If venture capital investment fuels high technology, what fuels venture capital investment? Unless there are high returns on deployed capital, venture capital fails as an investment sector. Great returns encourage yet further investment funds, creating a virtuous circle of investment and subsequent high returns.

In 2019, the Israeli venture capital sector received back €3.4 billion in exits (coincidently, the same amount invested into new deals in the same year), representing a 26 per cent annual compound return on the sector’s investment five years previously. I have been unable to find the corresponding figures for the Irish sector, and am unsure whether they are published at a national level.

Global champions

A national objective to scale Irish high-tech startups to become high-profile global champions is understandable. Why shouldn’t we create more Ryanairs or CRHs or Smurfit Kappas but from the indigenous high-tech sector? However, the high-tech sector worldwide is characterised by continuous and rapid technology innovation which, together with the fuel of venture capital investment, drives high levels of merger and acquisition activity as compared with other economic sectors.

It is challenging to sustain a global high-tech leadership position: think of mobile phones and Finland’s Nokia or Canada’s Blackberry, or data science and the UK’s autonomy. I believe that rather than an emphasis on grooming Irish high-tech global champions, instead our primary emphasis should be on vibrant innovation together with high-value exits, serial entrepreneurship and an experienced founder culture.

Achieving a successful exit, and then being able to repeat this across multiple start-ups, requires both considerable leadership skill and experience. The primary challenge is to balance exit negotiations and associated due diligence, concurrently with the normal, routine, day-to-day operations of the company. This can be particularly demanding if the exit is an acquisition rather than a public market listing. If customers and business partners learn that a company is “in play”, they may very well stand back and wait for clarity as the shape of the new entity emerges.

Potential flux

If competitors discover that the company is in acquisition discussions, then they may well draw the market’s attention to the uncertainty and potential flux. If staff discover that their employer may be about to be acquired, some will inevitably wonder what this will mean for their jobs and careers, and of course their remuneration. The stasis that can easily emerge from rumours of strategic change to a company can rapidly damage its value.

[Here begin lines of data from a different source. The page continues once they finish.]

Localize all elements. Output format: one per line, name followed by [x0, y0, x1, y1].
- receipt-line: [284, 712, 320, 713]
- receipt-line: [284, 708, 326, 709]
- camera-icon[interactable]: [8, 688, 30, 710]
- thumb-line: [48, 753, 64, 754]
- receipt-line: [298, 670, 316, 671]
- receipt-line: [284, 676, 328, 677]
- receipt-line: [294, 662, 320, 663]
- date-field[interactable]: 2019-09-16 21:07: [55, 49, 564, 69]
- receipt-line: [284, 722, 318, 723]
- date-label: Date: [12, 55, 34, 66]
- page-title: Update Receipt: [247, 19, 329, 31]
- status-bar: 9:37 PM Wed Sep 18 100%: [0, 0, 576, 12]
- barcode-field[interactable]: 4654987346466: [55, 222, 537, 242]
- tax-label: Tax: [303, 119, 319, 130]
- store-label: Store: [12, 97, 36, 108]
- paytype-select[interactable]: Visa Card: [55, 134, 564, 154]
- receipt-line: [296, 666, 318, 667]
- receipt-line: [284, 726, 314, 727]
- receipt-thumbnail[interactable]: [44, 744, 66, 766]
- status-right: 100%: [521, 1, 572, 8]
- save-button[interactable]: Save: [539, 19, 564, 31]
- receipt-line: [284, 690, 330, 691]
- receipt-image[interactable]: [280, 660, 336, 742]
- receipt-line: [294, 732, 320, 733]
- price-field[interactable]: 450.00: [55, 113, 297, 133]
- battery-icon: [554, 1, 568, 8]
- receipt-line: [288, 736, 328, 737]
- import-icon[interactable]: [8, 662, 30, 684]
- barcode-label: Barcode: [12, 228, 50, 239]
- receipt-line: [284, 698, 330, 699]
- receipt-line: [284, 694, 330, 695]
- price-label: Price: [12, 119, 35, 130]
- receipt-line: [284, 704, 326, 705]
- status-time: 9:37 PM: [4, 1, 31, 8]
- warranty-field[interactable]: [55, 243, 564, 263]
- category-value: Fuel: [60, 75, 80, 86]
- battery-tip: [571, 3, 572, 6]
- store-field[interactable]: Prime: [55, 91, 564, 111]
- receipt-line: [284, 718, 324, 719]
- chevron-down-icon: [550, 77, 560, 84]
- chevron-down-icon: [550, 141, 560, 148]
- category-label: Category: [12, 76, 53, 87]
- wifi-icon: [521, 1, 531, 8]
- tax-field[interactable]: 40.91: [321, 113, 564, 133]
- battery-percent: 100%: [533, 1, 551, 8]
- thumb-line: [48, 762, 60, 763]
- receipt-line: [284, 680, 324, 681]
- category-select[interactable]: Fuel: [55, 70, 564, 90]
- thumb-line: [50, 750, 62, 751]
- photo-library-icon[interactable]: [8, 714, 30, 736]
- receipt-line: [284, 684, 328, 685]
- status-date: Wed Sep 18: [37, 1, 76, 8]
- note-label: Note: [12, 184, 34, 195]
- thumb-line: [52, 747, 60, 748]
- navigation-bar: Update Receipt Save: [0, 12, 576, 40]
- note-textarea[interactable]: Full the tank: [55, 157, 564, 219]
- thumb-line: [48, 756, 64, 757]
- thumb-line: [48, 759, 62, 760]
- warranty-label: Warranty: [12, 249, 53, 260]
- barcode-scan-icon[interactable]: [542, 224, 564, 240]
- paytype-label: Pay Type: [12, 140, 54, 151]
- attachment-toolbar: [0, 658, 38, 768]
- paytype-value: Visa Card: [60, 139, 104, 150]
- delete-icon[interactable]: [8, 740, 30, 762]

It unfortunately is also common that some unscrupulous high-tech acquirers exploit the vulnerability. Having caught the attention of the target’s board and leadership team with an interesting proposition and valuation, then a predator may unnecessarily draw the process out. A lower valuation might then be argued in the light of any stumble in operational performance, and key assets and staff identified for acquisition from the remainder of the operation.

Rather than considering an exit as some future potential event, a wise entrepreneur will accept that a company could be approached for acquisition at any time. Thus, exit preparation requires ongoing care in financial planning and reporting, customer contracts and records, partner and supplier agreements, and corporate competitive positioning. A continuous “exit-ready” mindset brings clarity and focus to day-to-day operations, and improves performance.

For our indigenous high-tech sector to continue to grow and become world class, we need now not only to invest in start-up bootcamps and leadership development, but also in exit graduation and acquisition coaching. We need a cycle of successful but continuous entrepreneurship, serial high-value exits and returns on capital, and thus vibrant innovation with recycled and expanding investment. Major Irish high-tech multinationals may in due course emerge from this powerhouse, but any would be a pleasant byproduct rather than necessarily the primary intent.